After the best part of two decades plying his trade alongside legendary Goldman Sachs investor Mark ‘Goldfinger’ McGoldrick, Nick Weber has peeled off to launch his own investment firm.
Weber joined McGoldrick in leaving Goldman Sachs to set up Mount Kellett in 2008, but left last year after a downturn in the firm’s fortunes following some ill-timed US energy-related investments.
Fortress Investment Group, a New York-based organization like Goldman Sachs and Mount Kellett, took co-management responsibility of the latter’s $5 billion-worth of funds, but by this stage Weber was already planning his own venture. “I’ve spent nearly 15 years helping to run large principal investment platforms,” Weber told PERE. “But I decided to leave to set up my own business and was able to do so with an attributable track record.”
That business is called Henderson Park, a private equity real estate firm based in London’s Victoria. Henderson Park employs almost 10 people already and has seed capital of $500 million-plus. A trio of blue chip investors – the private equity firm Stone Point Capital and Kuwaiti investors, Kuwait Investment Authority and Wafra Investment Advisory Group – stumped up the equity. Mount Kellett’s European real estate performance record, for which Weber was hailed as responsible, evidently played a role in wooing those groups.
All three are Mount Kellett investors and therefore are familiar with the track record: PERE understands from market sources that the firm’s European real estate deals generated a return of more than 25 percent and a 2x equity multiple. “It was time to take my shot,” he said. “Fortress is a great firm, but I wanted to be more personally entrepreneurial and create my own asset management firm.

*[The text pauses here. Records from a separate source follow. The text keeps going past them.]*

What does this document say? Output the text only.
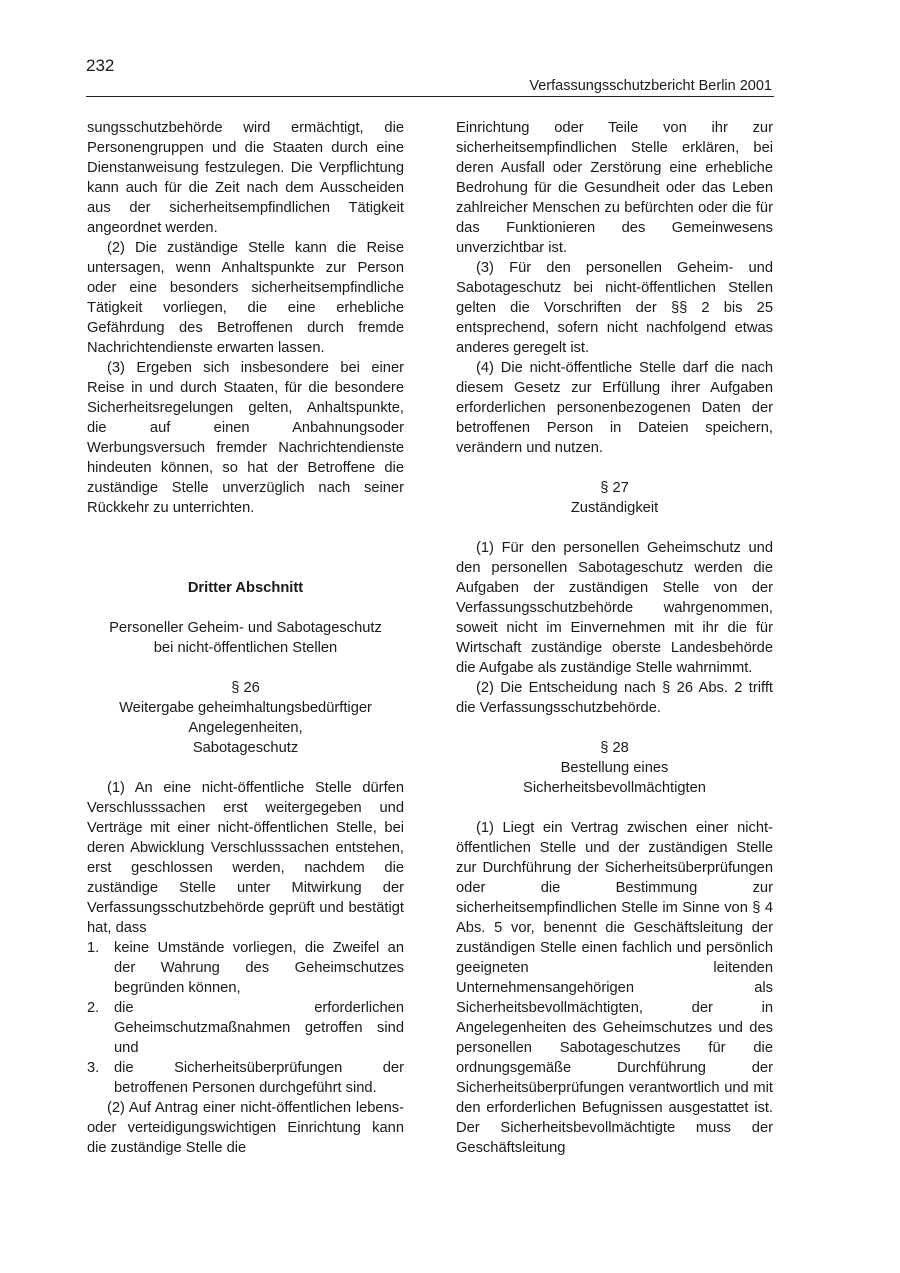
232
Verfassungsschutzbericht Berlin 2001

sungsschutzbehörde wird ermächtigt, die Personengruppen und die Staaten durch eine Dienstanweisung festzulegen. Die Verpflichtung kann auch für die Zeit nach dem Ausscheiden aus der sicherheitsempfindlichen Tätigkeit angeordnet werden.

(2) Die zuständige Stelle kann die Reise untersagen, wenn Anhaltspunkte zur Person oder eine besonders sicherheitsempfindliche Tätigkeit vorliegen, die eine erhebliche Gefährdung des Betroffenen durch fremde Nachrichtendienste erwarten lassen.

(3) Ergeben sich insbesondere bei einer Reise in und durch Staaten, für die besondere Sicherheitsregelungen gelten, Anhaltspunkte, die auf einen Anbahnungsoder Werbungsversuch fremder Nachrichtendienste hindeuten können, so hat der Betroffene die zuständige Stelle unverzüglich nach seiner Rückkehr zu unterrichten.

Dritter Abschnitt

Personeller Geheim- und Sabotageschutz

bei nicht-öffentlichen Stellen

§ 26

Weitergabe geheimhaltungsbedürftiger

Angelegenheiten,

Sabotageschutz

(1) An eine nicht-öffentliche Stelle dürfen Verschlusssachen erst weitergegeben und Verträge mit einer nicht-öffentlichen Stelle, bei deren Abwicklung Verschlusssachen entstehen, erst geschlossen werden, nachdem die zuständige Stelle unter Mitwirkung der Verfassungsschutzbehörde geprüft und bestätigt hat, dass

1.	keine Umstände vorliegen, die Zweifel an der Wahrung des Geheimschutzes begründen können,
2.	die erforderlichen Geheimschutzmaßnahmen getroffen sind und
3.	die Sicherheitsüberprüfungen der betroffenen Personen durchgeführt sind.

(2) Auf Antrag einer nicht-öffentlichen lebens- oder verteidigungswichtigen Einrichtung kann die zuständige Stelle die

Einrichtung oder Teile von ihr zur sicherheitsempfindlichen Stelle erklären, bei deren Ausfall oder Zerstörung eine erhebliche Bedrohung für die Gesundheit oder das Leben zahlreicher Menschen zu befürchten oder die für das Funktionieren des Gemeinwesens unverzichtbar ist.

(3) Für den personellen Geheim- und Sabotageschutz bei nicht-öffentlichen Stellen gelten die Vorschriften der §§ 2 bis 25 entsprechend, sofern nicht nachfolgend etwas anderes geregelt ist.

(4) Die nicht-öffentliche Stelle darf die nach diesem Gesetz zur Erfüllung ihrer Aufgaben erforderlichen personenbezogenen Daten der betroffenen Person in Dateien speichern, verändern und nutzen.

§ 27

Zuständigkeit

(1) Für den personellen Geheimschutz und den personellen Sabotageschutz werden die Aufgaben der zuständigen Stelle von der Verfassungsschutzbehörde wahrgenommen, soweit nicht im Einvernehmen mit ihr die für Wirtschaft zuständige oberste Landesbehörde die Aufgabe als zuständige Stelle wahrnimmt.

(2) Die Entscheidung nach § 26 Abs. 2 trifft die Verfassungsschutzbehörde.

§ 28

Bestellung eines

Sicherheitsbevollmächtigten

(1) Liegt ein Vertrag zwischen einer nicht-öffentlichen Stelle und der zuständigen Stelle zur Durchführung der Sicherheitsüberprüfungen oder die Bestimmung zur sicherheitsempfindlichen Stelle im Sinne von § 4 Abs. 5 vor, benennt die Geschäftsleitung der zuständigen Stelle einen fachlich und persönlich geeigneten leitenden Unternehmensangehörigen als Sicherheitsbevollmächtigten, der in Angelegenheiten des Geheimschutzes und des personellen Sabotageschutzes für die ordnungsgemäße Durchführung der Sicherheitsüberprüfungen verantwortlich und mit den erforderlichen Befugnissen ausgestattet ist. Der Sicherheitsbevollmächtigte muss der Geschäftsleitung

That’s why I lined up with these world class partners with a vision of building something institutional.”
The strategy will be focused on value-add and opportunistic investments in key European property markets. Investments will cover assets and operating companies, direct or indirectly via debt and across all property sectors. “There’s probably $2 billion of deals we’re triaging,” said Weber. But we’re patient. Our business is all about relationships, some we’ve known for five years, some 20 years. Repeat off-market dealflow is how we’ll see things.”
On the slate already are transactions in the UK, France, Spain and the Nordics. Weber said the first acquisitions should be completed within two months.